In the Province of Canada (1841-67), customs was administered by the Finance Department Customs and Inland Revenue, established in 1867 as separate ministries, were united in 1918 and in 1921 became Customs and Excise. In 1925, income tax collection was moved from Finance to Customs and Excise, resulting in another name change, to National Revenue, in 1927. The unofficial motto of Customs and Excise was "The Revenue [always spelled with a capital R] must be protected." Early collectors had to swear on the Bible before a judge 4 times a year that they had turned in all of their quarterly collections. On the Klondike Trail in 1897, the customs officer set up a tent beside Tagish Lake and waded out to the passing prospectors' boats to collect duty on any American goods. Sometimes the revenue was not properly protected. During prohibition, the golden age of liquor smuggling and bootlegging, a 1926 customs scandal temporarily brought down the government (see King-Byng Affair).

A political battle has long raged in Canada between protectionists and free traders. In 1854, Canada and the US signed a reciprocity treaty (free trade in 50 items). The US abrogated the agreement in 1866, and it was not until 1935 that the 2 countries extended most-favoured-nation treatment to each other in tariff matters. During that time, Canadian voters were occasionally presented with the clear issue of protection versus free trade, and every time free trade lost. High tariff walls were not breached until after WWII through the General Agreement on Tariffs and Trade, signed 18 November 1947. By the 1980s the tariff, with some major exceptions, was generally at the level it held at Confederation. Even the British trade preference, which had been established in 1769, had vanished.

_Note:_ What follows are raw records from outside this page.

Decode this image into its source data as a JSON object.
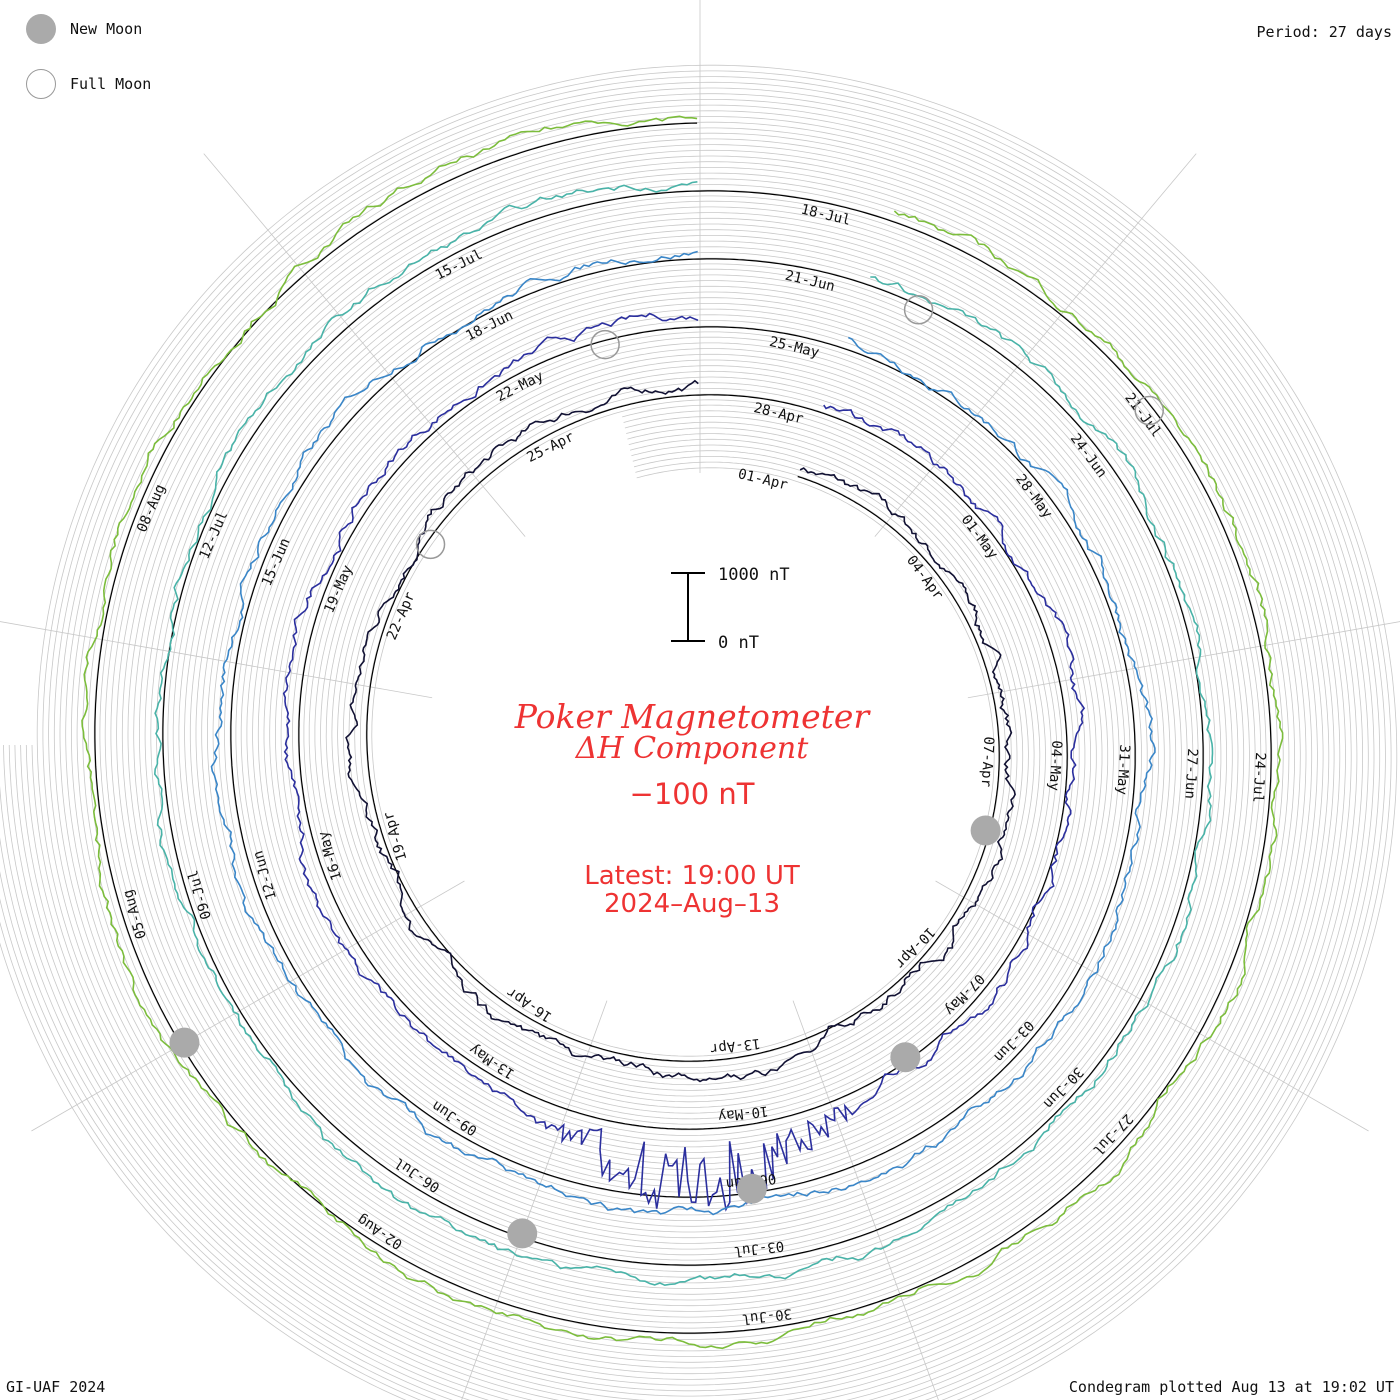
{
  "legend": {
    "new_moon_label": "New Moon",
    "full_moon_label": "Full Moon",
    "new_moon_color": "#aaaaaa",
    "full_moon_color": "#999999"
  },
  "period_label": "Period: 27 days",
  "footer": {
    "left": "GI-UAF 2024",
    "right": "Condegram plotted Aug 13 at 19:02 UT"
  },
  "center": {
    "title_line1": "Poker Magnetometer",
    "title_line2": "ΔH Component",
    "baseline_value": "−100 nT",
    "latest_line1": "Latest: 19:00 UT",
    "latest_line2": "2024–Aug–13",
    "scale_top_label": "1000 nT",
    "scale_bottom_label": "0 nT",
    "text_color": "#ee3333"
  },
  "chart_data": {
    "type": "line",
    "subtype": "condegram-spiral",
    "period_days": 27,
    "scale_nT": [
      0,
      1000
    ],
    "baseline_nT": -100,
    "start_date": "2024-03-31",
    "end_date": "2024-08-13",
    "series": [
      {
        "color": "#111133",
        "start_date": "2024-03-31",
        "end_date": "2024-04-27"
      },
      {
        "color": "#2b2f9e",
        "start_date": "2024-04-27",
        "end_date": "2024-05-24"
      },
      {
        "color": "#3a86c8",
        "start_date": "2024-05-24",
        "end_date": "2024-06-20"
      },
      {
        "color": "#49b3a8",
        "start_date": "2024-06-20",
        "end_date": "2024-07-17"
      },
      {
        "color": "#7cbd3c",
        "start_date": "2024-07-17",
        "end_date": "2024-08-13"
      },
      {
        "color": "#c8a41e"
      },
      {
        "color": "#b8401a"
      }
    ],
    "date_labels": [
      {
        "label": "01-Apr"
      },
      {
        "label": "04-Apr"
      },
      {
        "label": "07-Apr"
      },
      {
        "label": "10-Apr"
      },
      {
        "label": "13-Apr"
      },
      {
        "label": "16-Apr"
      },
      {
        "label": "19-Apr"
      },
      {
        "label": "22-Apr"
      },
      {
        "label": "25-Apr"
      },
      {
        "label": "28-Apr"
      },
      {
        "label": "01-May"
      },
      {
        "label": "04-May"
      },
      {
        "label": "07-May"
      },
      {
        "label": "10-May"
      },
      {
        "label": "13-May"
      },
      {
        "label": "16-May"
      },
      {
        "label": "19-May"
      },
      {
        "label": "22-May"
      },
      {
        "label": "25-May"
      },
      {
        "label": "28-May"
      },
      {
        "label": "31-May"
      },
      {
        "label": "03-Jun"
      },
      {
        "label": "06-Jun"
      },
      {
        "label": "09-Jun"
      },
      {
        "label": "12-Jun"
      },
      {
        "label": "15-Jun"
      },
      {
        "label": "18-Jun"
      },
      {
        "label": "21-Jun"
      },
      {
        "label": "24-Jun"
      },
      {
        "label": "27-Jun"
      },
      {
        "label": "30-Jun"
      },
      {
        "label": "03-Jul"
      },
      {
        "label": "06-Jul"
      },
      {
        "label": "09-Jul"
      },
      {
        "label": "12-Jul"
      },
      {
        "label": "15-Jul"
      },
      {
        "label": "18-Jul"
      },
      {
        "label": "21-Jul"
      },
      {
        "label": "24-Jul"
      },
      {
        "label": "27-Jul"
      },
      {
        "label": "30-Jul"
      },
      {
        "label": "02-Aug"
      },
      {
        "label": "05-Aug"
      },
      {
        "label": "08-Aug"
      }
    ],
    "moon_phases": [
      {
        "phase": "new",
        "date": "2024-04-08"
      },
      {
        "phase": "full",
        "date": "2024-04-23"
      },
      {
        "phase": "new",
        "date": "2024-05-08"
      },
      {
        "phase": "full",
        "date": "2024-05-23"
      },
      {
        "phase": "new",
        "date": "2024-06-06"
      },
      {
        "phase": "full",
        "date": "2024-06-22"
      },
      {
        "phase": "new",
        "date": "2024-07-05"
      },
      {
        "phase": "full",
        "date": "2024-07-21"
      },
      {
        "phase": "new",
        "date": "2024-08-04"
      }
    ],
    "events": [
      {
        "description": "storm",
        "date": "2024-05-10",
        "peak_nT": 900
      },
      {
        "date": "2024-05-11",
        "peak_nT": 1000
      }
    ]
  }
}
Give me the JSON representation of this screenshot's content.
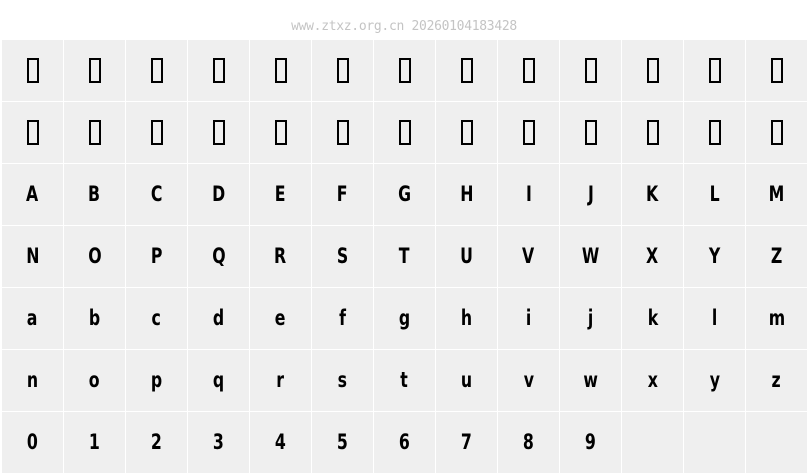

Most customs work used to be conducted at seaports and on the 8893 km frontier with the US. But rail, motor and plane travel has changed that. A staff of some 10 000 operates 650 Customs and Excise locations in Canada, 140 of them on the border, some so remote (eg, Little Gold Creek, YT) that they are abandoned in winter. The cost of collecting the revenue is less than 2% of collections which, in 1985-86, amounted to $19.7 billion. The Finance Department sets taxing laws, including the tariff, while Customs and Excise administers them. These include narcotics, pornographic materials, firearms, diseased plants and "dumped" foreign goods that injure Canadian industry and employment. On 29 April 1999, the Canada Customs and Revenue Agency Act received royal assent. The act created the Canada Customs and Revenue Agency, which aims to provide more efficient service by operating outside of the traditional federal government department structure and allowing for the co-ordination of federal and provincial tax administration.